I have tried a few without any luck. We now have an engineering assitant that is bi-lingual and translates everything for us. Is using a temp to do the work an option? Don't forget....when training time comes....do you have someone who is bi-lingual to perform training?
 

Marc

Fully vaccinated are you?
Leader
Are you referring to work instructions and such?

I had a Spanish - English interpretation software program back in the late 1990's that I used to review documents from Spanish speaking clients such as several in Mexico. I generally got the idea of what was being said, but I wouldn't trust it for something like work instructions. I don't know what the 'state of the art' of software text conversion is right now, but BabbleFish and Google translator do a 'fair' job. Based upon them, however, I'd try to find someone in the company who is bi-lingual and have them do the interpretation.
 

ScottK

Not out of the crisis
Leader
Super Moderator
Personally I wouldn't go with software. I've always been lucky enough to have a bi-lingual person to translatem when needed.

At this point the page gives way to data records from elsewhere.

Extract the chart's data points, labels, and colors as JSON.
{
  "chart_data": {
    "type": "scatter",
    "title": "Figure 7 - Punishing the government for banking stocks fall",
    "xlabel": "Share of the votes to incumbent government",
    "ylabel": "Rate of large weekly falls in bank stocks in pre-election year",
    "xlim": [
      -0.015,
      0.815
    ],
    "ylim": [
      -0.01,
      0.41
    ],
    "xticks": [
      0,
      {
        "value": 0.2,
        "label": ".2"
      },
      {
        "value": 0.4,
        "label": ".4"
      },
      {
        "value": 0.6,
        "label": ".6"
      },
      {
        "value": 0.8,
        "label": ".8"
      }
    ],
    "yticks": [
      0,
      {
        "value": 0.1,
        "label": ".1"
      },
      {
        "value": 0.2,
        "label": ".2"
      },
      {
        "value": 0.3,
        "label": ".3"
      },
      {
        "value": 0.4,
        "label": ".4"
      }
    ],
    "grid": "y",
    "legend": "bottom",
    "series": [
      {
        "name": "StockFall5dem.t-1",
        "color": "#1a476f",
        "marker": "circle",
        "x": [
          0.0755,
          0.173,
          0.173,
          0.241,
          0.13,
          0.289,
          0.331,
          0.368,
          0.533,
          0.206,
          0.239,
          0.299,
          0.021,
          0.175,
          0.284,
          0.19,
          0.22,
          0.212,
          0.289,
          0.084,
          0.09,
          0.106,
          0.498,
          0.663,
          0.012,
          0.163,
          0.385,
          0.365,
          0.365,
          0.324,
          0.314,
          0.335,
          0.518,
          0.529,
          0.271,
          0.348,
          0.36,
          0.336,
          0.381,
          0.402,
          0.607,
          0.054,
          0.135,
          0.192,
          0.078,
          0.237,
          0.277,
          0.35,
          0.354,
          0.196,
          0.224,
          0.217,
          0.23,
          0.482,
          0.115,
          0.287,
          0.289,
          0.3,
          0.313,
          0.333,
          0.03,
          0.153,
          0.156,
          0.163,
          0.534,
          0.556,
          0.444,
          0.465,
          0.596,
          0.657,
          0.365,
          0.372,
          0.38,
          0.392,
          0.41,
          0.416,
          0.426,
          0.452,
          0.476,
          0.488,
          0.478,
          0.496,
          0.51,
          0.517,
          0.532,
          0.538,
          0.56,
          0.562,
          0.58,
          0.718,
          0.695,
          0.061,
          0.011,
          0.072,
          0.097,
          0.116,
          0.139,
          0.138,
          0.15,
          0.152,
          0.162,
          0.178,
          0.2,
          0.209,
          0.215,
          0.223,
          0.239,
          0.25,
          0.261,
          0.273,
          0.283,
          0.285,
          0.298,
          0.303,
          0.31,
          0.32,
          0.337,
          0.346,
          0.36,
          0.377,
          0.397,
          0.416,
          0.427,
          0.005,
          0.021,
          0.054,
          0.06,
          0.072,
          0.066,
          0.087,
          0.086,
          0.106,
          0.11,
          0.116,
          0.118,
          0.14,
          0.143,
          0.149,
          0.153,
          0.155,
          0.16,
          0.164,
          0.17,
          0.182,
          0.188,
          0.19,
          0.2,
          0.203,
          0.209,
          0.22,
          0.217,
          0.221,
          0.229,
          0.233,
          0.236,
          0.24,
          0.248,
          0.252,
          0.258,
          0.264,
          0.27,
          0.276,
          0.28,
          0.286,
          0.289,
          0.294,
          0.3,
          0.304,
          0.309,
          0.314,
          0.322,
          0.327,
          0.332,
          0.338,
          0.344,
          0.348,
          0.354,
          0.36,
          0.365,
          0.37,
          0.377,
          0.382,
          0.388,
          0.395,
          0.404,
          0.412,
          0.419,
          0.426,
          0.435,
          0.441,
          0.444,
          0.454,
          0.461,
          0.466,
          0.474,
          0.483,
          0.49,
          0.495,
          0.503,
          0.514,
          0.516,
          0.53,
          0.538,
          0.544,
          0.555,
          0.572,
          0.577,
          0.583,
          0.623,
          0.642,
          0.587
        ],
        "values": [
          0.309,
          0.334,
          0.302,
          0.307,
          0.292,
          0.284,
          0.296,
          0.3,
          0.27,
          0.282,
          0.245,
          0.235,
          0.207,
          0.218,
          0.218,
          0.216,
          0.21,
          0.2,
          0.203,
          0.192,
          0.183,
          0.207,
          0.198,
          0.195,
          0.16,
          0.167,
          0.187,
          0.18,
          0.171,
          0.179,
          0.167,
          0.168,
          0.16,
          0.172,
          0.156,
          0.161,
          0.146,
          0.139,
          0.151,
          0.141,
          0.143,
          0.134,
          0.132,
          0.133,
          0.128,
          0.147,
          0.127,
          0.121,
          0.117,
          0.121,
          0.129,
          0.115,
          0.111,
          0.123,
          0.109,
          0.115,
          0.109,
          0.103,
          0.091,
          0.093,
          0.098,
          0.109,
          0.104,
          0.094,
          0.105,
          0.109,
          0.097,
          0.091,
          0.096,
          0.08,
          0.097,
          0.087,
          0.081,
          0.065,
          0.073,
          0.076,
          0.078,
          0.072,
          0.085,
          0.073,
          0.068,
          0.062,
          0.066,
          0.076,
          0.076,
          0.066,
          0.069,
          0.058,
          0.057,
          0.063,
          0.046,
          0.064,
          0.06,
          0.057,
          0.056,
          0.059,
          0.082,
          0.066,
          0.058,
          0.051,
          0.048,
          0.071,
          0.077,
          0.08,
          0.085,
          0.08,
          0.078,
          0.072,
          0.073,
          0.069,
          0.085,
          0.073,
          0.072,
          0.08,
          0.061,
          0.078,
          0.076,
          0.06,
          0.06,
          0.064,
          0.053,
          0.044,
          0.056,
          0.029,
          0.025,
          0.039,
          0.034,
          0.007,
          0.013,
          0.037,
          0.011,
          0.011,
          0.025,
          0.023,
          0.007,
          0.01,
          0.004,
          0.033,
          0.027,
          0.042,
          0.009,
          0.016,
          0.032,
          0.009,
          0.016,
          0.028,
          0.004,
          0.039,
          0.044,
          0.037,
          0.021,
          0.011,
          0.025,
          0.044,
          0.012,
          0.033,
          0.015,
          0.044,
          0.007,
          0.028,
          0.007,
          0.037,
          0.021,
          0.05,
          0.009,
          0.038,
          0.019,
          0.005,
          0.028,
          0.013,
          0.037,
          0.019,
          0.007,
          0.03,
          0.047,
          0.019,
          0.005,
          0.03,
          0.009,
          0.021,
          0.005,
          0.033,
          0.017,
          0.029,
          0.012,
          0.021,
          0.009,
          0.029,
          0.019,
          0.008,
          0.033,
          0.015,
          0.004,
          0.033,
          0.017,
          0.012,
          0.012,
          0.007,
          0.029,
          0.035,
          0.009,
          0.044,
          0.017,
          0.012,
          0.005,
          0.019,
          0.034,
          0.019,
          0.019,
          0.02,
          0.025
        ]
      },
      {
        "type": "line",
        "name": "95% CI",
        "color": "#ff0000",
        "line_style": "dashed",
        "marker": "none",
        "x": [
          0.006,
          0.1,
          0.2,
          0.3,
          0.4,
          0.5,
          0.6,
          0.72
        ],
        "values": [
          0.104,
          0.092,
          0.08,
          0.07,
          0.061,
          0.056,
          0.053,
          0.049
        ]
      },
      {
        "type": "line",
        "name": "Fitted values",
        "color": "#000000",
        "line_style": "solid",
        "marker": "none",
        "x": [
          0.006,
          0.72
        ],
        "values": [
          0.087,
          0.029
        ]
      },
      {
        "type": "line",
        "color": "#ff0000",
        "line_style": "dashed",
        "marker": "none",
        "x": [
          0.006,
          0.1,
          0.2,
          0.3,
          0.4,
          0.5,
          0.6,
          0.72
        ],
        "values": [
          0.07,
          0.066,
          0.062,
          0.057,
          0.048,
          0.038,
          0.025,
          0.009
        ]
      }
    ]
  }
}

If there are one or two people who are bi-lingual perhaps you can give them some incentive to translate... OT or a bonus or something.
Or just hire a translator to do it for you. Probably cost less than software.
Or perhaps a local college or high school Spanish teacher can direct you to someone who needs an extra credit project?
 

Cari Spears

Super Moderator
Leader
Super Moderator
Discordian said:
Or perhaps a local college or high school Spanish teacher can direct you to someone who needs an extra credit project?
Hey - that's a great idea!:agree1:
 

Randy

Super Moderator
The college may be a bit better choice. You might also look into the local court system for someone who may want to moonlight a bit. A lot of courts nowadays have Spanish translators.
 
J

jaimezepeda

Randy said:
The college may be a bit better choice. You might also look into the local court system for someone who may want to moonlight a bit. A lot of courts nowadays have Spanish translators.
Good idea. Hospitals keep translators on staff as well.

Jaime
 

Randy

Super Moderator
Whoa!

You're in California and are having a problem with translation issues? Anybody see a problem in this?:confused:
 

Hershal

Metrologist-Auditor
Trusted Information Resource
IamDory said:
I am developing a QMS for a small machine shop. About a third of our employees are not bi-lingual. Spanish only. Has anyone had any experience with a software package that will translate documents form English to Spanish, and if so, recomendations?:frust:

We have that issue when laboratories in Mexico apply to us for accreditation. We have successfully used a conversion available by link from the Microsoft site. It was no cost. Just the caveat.....it drops pics, each letter/symbol/number in a formula gets its own line, and the grammer while generally good sometimes is quirky.....but you will have the meaning.

Hope that helps.

Hershal
 
I

IamDory

:thanx: Thank you all for your comments. Our shop forman is fluent in English and Spanish, but he would not have the time to do the actual translation. Too busy. He would have the time to proof the result and redline changes for me to correct. There is so much to be translated, that the cost of software, even if it is not perfect, would be the most cost effective for us.